Já não é de hoje que esse instituto, cuja independência é essencial para sua credibilidade, tem sofrido toda sorte de constrangimentos por parte do governo petista - sempre preocupado em dissimular ou desmoralizar estatísticas que possam desmentir o edulcorado discurso oficial.
Um exemplo desse esforço para minar o IBGE ocorreu em abril, quando a direção do instituto anunciou a inopinada suspensão da divulgação dos resultados trimestrais da Pesquisa Nacional por Amostra de Domicílios Contínua (Pnad Contínua), que mostra a situação do mercado de trabalho no País. A publicação dos números deveria ocorrer no mês seguinte, maio, mas foi adiada para janeiro de 2015 - portanto, depois das eleições presidenciais.
Alegava a diretoria do IBGE que havia a necessidade de eliminar dúvidas sobre alguns dados, por exigências legais. Essa desculpa foi considerada inaceitável pelo corpo técnico da Diretoria de Pesquisa do IBGE - cuja responsável, Marcia Quintslr, demitiu-se, recebendo a solidariedade de gerentes e coordenadores da área.
A polêmica se explica quando se observa que a Pnad Contínua havia apontado um desemprego médio de 7,1% em 2013 - bem acima do índice medido pela Pesquisa Mensal de Emprego, que tem ficado em torno de 5% e é o número usado na propaganda da presidente Dilma Rousseff em sua campanha à reeleição.
A ingerência política é apenas parte de um processo de enfraquecimento do IBGE - deixando o instituto à mercê dos interesses do governo. Os seguidos cortes orçamentários já resultaram em diminuição de escopo e mesmo de cancelamento de diversas pesquisas do instituto.
No começo deste ano, o governo já havia reduzido de R$ 214 milhões para R$ 193 milhões as verbas do IBGE para pesquisas. Agora, o Ministério do Planejamento decidiu que o orçamento do instituto para 2015, fixado em R$ 766 milhões, será de apenas R$ 204 milhões. Com isso, serão adiados o Censo Agropecuário e a Contagem da População, que custariam R$ 562 milhões e seriam feitos nos dois próximos anos. Os prejuízos causados por essa decisão são imensos.
O Censo Agropecuário pesquisa todas as propriedades rurais do País e levanta a situação tanto de seus proprietários como dos empregados, além da produção. Trata-se, portanto, de um instrumento essencial para o planejamento do agronegócio e para o levantamento das necessidades do setor, que tem liderado a economia do País nos últimos anos.

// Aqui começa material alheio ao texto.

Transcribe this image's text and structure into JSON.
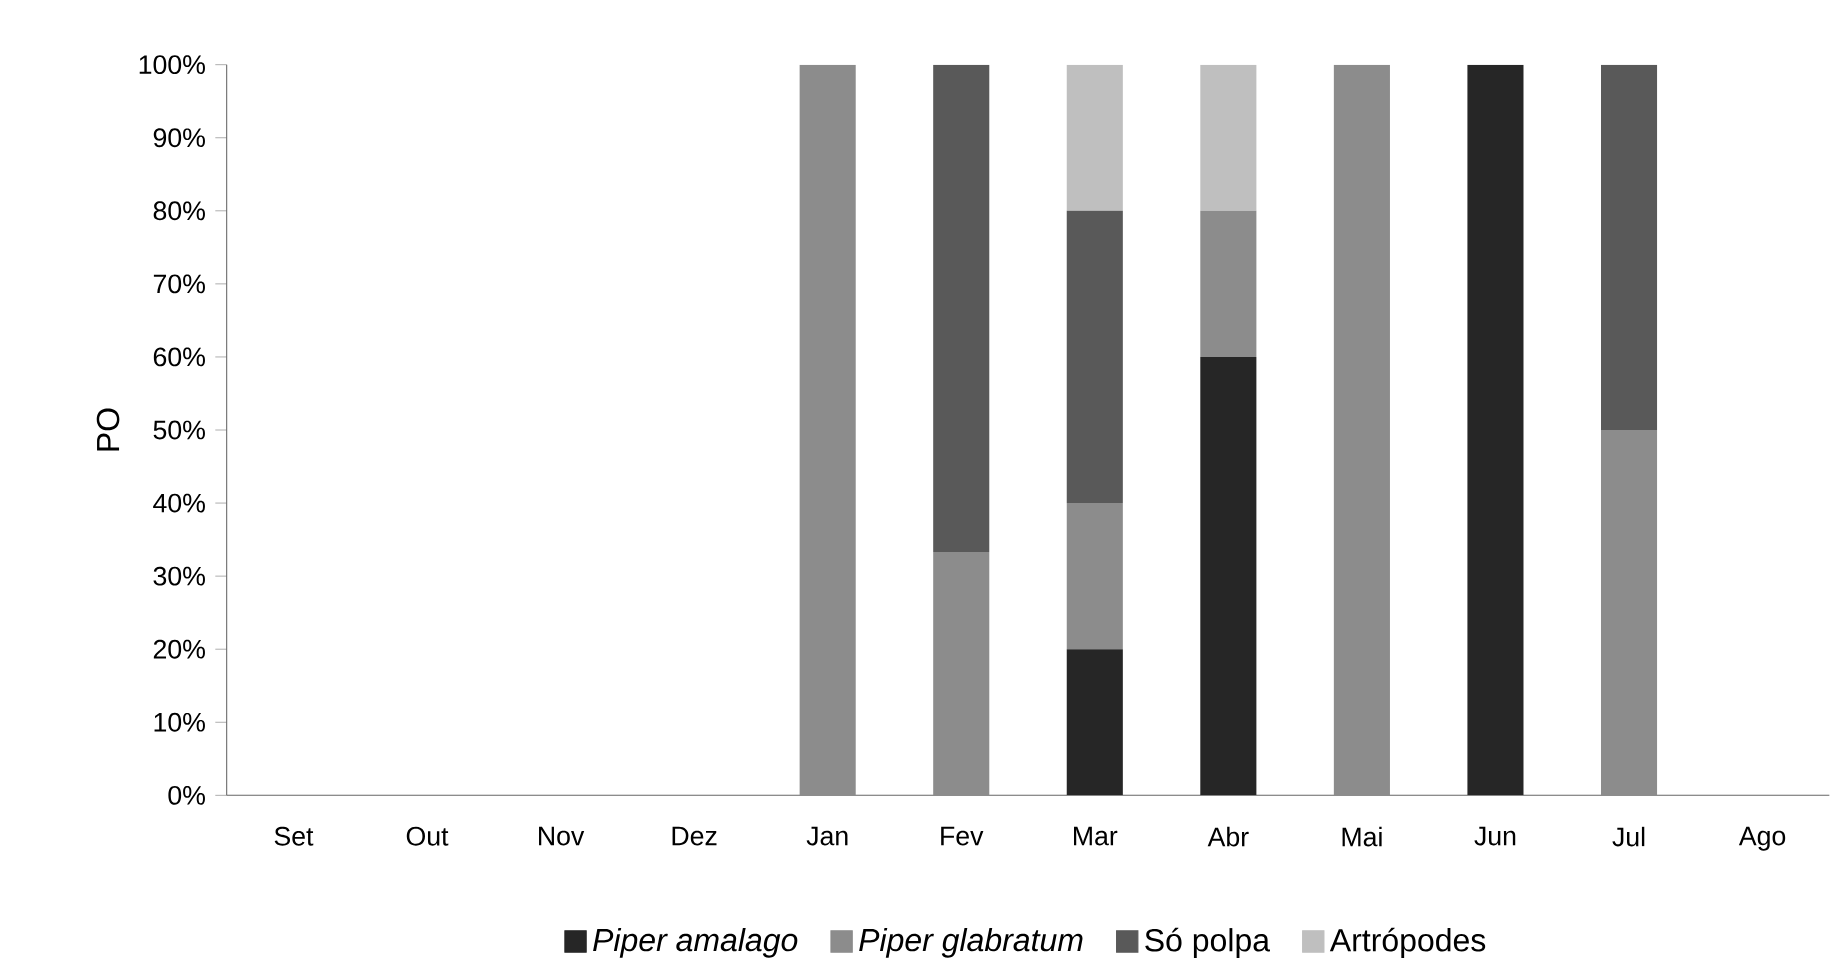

Já a Contagem da População, além de estimar o total de habitantes, mensura movimentos migratórios e pesquisa os detalhes necessários para balizar o cálculo da distribuição dos fundos de participação de Estados e municípios em tributos federais. A possibilidade de distorção nos cálculos graças ao contingenciamento é evidente.
A asfixia financeira do IBGE compromete profundamente a qualidade de seu trabalho. Graças à crise, o quadro de funcionários do instituto é hoje composto por mais de 40% de contratados por tempo determinado, que ganham salários muito inferiores aos dos servidores efetivos. Essa situação levou os funcionários do instituto a uma greve que durou mais de dois meses. Com a paralisação, o levantamento dos dados para a Pesquisa Mensal de Emprego ocorreu de forma apenas parcial, resultando em indicadores de consistência duvidosa.
O enfraquecimento do IBGE interessa a autoridades que se empenham em negar a realidade. Portanto, é imperativo impedir que esse importante órgão do Estado se transforme em mera linha auxiliar de um partido ou de um governo.